Sexologist Dr. Pepper Schwartz talks the reality of No Strings Attached

Natalie Portman and Ashton Kutcher play “ friends with benefits “ in No Strings Attached, that is, they have casual and regular sexual encounters on her condition that they don’t get emotional. 

Things go along well for a while but the emotion ban soon starts to eat away at them; love can be a deal breaker. What to do? 

Monsters and Critics had the chance to put renowned sex therapist Dr. Pepper Schwartz, Chief Relationship Expert, Perfectmatch.Com, on the couch to discuss finding the courage to let down the barriers, to see if love is an option.

M&C: You’re a renowned sexologist who examines relationships from an anthropological point of view. What would you say about this couple in No Strings Attached?

Schwartz: I think they are a fascinating couple. He’s a genuinely nice guy with a strong sex drive who is initially attracted to this woman in a number of ways. She only offers a part of her, and he will take what he can get- but when he truly falls in love, he can’t live with the restrictions she imposes- particularly since he knows her truer feelings are deeper. She on the other hand, is a more troubled soul.

She has deep fears about loving and trusting and sex is less intimate for her than intimacy. She cuts and runs and has low self-esteem (” if you are lucky you won’t see me again”) but also courage and principles. A complex and interesting woman.

M&C: The film is about two singles trying to keeping a sexual relationship unemotional. To impose a structure on it. Can that ever work?

Schwartz: Friends with benefits can work for a while – but sooner or later ( usually sooner) one person will either get bored with the arrangement , one person will want more and ask for it -and leave if rebuffed– or both will have their feelings deepen. Very few things stay frozen- it is not the nature of human beings. So yes it can work- but only for a limited period of time.

M&C: How authentic would you say the script is?

Schwartz: The script is pretty on target. The only dicey part is when the heroine realizes she loves him and summons up the emotional courage to reach out and show and feel her love. In real life she might need a psychiatrist or psychologist to help her get to that place.

M&C: What is it that trips people into attraction and separately, love?

Schwartz: Attraction is based usually on either similarity or difference or a strange concoction of the two. Some people are attracted to the exotic, some to the familiar. Love usually grows from admiration, fun, feeling known and appreciated for the right things, for support and expanding horizons within a basis of shared values and goals. When all this lines up, it’s a pretty powerful argument for love.

M&C: How about the balance of power in their relationship?

Schwartz: The balance of power in their relationship is fluid. There is banter, give and take, testing that goes on that shows they respect each other’s mind, spirit and personality. In real life, over a long period of time, power can fluctuate – as feelings and circumstances change.
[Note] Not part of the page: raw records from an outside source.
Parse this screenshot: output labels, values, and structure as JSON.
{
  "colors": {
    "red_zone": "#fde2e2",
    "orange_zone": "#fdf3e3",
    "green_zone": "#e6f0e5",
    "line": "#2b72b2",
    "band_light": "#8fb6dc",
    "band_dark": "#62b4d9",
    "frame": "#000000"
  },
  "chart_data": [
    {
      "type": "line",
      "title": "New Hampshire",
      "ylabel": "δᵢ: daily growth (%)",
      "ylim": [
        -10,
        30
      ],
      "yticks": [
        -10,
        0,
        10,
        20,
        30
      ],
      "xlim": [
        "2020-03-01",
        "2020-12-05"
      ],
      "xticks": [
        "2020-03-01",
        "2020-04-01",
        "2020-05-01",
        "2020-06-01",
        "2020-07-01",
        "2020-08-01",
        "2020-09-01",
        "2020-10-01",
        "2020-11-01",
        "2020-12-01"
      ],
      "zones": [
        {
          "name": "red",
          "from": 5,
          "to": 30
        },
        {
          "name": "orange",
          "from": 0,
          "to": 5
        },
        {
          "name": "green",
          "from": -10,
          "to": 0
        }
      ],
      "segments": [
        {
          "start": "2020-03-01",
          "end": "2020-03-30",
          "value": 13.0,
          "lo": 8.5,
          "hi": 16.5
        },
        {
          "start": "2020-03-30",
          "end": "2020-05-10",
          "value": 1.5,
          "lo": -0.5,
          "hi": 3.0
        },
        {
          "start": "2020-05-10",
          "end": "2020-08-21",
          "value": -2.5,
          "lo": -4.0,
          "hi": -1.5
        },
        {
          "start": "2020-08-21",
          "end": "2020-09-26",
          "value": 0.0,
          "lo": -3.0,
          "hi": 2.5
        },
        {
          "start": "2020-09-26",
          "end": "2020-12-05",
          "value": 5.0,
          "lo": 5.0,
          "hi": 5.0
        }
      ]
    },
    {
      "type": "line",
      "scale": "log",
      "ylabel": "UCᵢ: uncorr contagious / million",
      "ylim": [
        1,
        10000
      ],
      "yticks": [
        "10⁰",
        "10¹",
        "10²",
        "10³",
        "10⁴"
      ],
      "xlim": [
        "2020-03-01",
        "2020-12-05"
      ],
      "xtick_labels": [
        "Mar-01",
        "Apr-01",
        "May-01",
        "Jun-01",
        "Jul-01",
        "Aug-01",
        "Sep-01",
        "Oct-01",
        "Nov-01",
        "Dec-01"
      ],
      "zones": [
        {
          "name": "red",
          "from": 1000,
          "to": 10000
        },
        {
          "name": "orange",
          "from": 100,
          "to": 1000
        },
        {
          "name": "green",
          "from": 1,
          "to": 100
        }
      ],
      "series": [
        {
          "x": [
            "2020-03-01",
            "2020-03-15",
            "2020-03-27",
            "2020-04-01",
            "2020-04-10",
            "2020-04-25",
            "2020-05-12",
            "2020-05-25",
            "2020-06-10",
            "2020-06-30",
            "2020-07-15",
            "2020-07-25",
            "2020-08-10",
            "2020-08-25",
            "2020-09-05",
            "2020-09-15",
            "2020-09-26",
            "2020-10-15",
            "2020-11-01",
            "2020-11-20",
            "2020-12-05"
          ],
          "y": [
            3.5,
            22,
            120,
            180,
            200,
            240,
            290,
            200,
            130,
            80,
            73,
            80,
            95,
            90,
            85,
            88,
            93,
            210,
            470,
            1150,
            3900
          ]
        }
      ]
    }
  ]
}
Power is also part of personality- are people interested in, willing to share or needing to dominate? Both of these people like some control- and this is triple true for her. So part of their attraction is conquering each other. But neither of them really wants to be able to do it completely.

M&C: Do you consult on scripts for realism?

Schwartz: Yes I have. I think most movies and plays and books are best when they use experts to verify what would happen in ‘real life’ with characters similar to the ones imagined by the author.

M&C: The supporting cast is pretty interesting.  Lake Bell’s character, his would be lover, is stressed, hysterical and nervous.  Sex seems impossible for her.  What’s your diagnosis?

Schwartz: Ah yes, she is the one with terminally low self-esteem. A real pleaser– at least to those whose approval she seeks. I could see her as the child of alcoholic parents– trying to make things better– or a neglected or even abused child- where she was un-nurtured by parents, shy and never learned even rudimentary social skills.

She is an interesting mix of being aggressive and introverted- maybe with a little Asperger’s thrown in. I thought of our duet profile when I was comparing her versus the Portman role- Portman and Kutcher are both strong personalities, but they have some nice complementarily qualities. 

She is a risk taker, he is not (except in love), she is more introverted than he is, (he is certainly an extrovert) and she is cautious where he is optimistic. But they have some similarities that work and make them interesting to one another.  They both have dominant types of personality, both smart, both sensitive and intuitive and that serves as a base for their attraction, while their differences make them interesting to each other.

The Bell character is not dominant, not risk taking, not intuitive but she is certainly smart and optimistic (at least about work). You can see why Kutcher would like her if her neuroses and lack of social skills didn’t handicap her so badly!

M&C: Why did you go into the study of sex to begin with? How did you break it to your parents?

Schwartz: My mother was very progressive. She allowed me to have sex education workshops in my basement when I was eleven! But I got professionally interested in graduate school. My parents were worried that this would undermine my career. But they were reassured by my getting a job and getting tenure. My dad was a bit of a prude. 

I am not sure he ever read what I wrote! Some of my mentors in graduate school tried to dissuade me but it was the sexual revolution, the woman’s movement and the civil rights movement.  They realized I had a passionate interest in the intersection of these liberation movements and so they didn’t try hard to dissuade me!